Blokur
- Website type: Music rights
- Founded: 2017
- Headquarters: London, England
- Area served: Worldwide
- Founder: Phil Barry
- Website: blokur.com
- Commercial: Yes
- Launched: 2017
- Current status: Active

= Blokur =

Music rights and data platform

Blokur is a music rights and data platform based in London that provides global music reporting and licensing for digital products and services. The company is an official partner of the Mechanical Licensing Collective (MLC).

== Overview ==
Blokur was founded in 2017 by Phil Barry, a former recording artist who was inspired to build a platform that would help address the issue of artists not being paid effectively. The platform uses data engineering and subgraph matching technology to link song recordings with their underlying compositions. That tackles issues related to the misrepresentation of song data, difficulties in reporting music use, and the identification of music licensing coverage.

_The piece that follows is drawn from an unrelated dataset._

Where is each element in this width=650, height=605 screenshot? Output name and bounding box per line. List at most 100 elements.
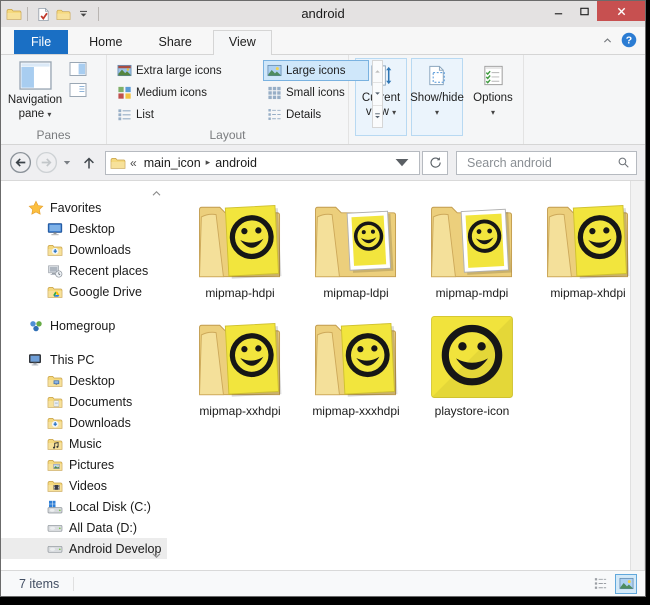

Blokur released a 2020 Songwriters' Review, a report that calculates the best-performing global songwriters based on their shares in the top-streamed songs. Tones and I topped the chart as the sole writer of her hit song "Dance Monkey". The second installment of the report, the 2021 Songwriters' Review, was sponsored by The Ivors Academy. That year, Olivia Rodrigo was named the top songwriter following the commercial success of her album Sour.

== Company ==
Blokur has partnerships with audio delivery companies 7digital and Tuned Global. The company's funders include Innovate UK and Ascension. In 2022, the company began building the copyright hub for IMPEL Collective Management Limited.

On 6 December 2023, The MLC announced its Supplemental Matching Network, which initially consists of five companies (including Blokur) that provide data matching services to complement and enhance The MLC’s existing matching processes.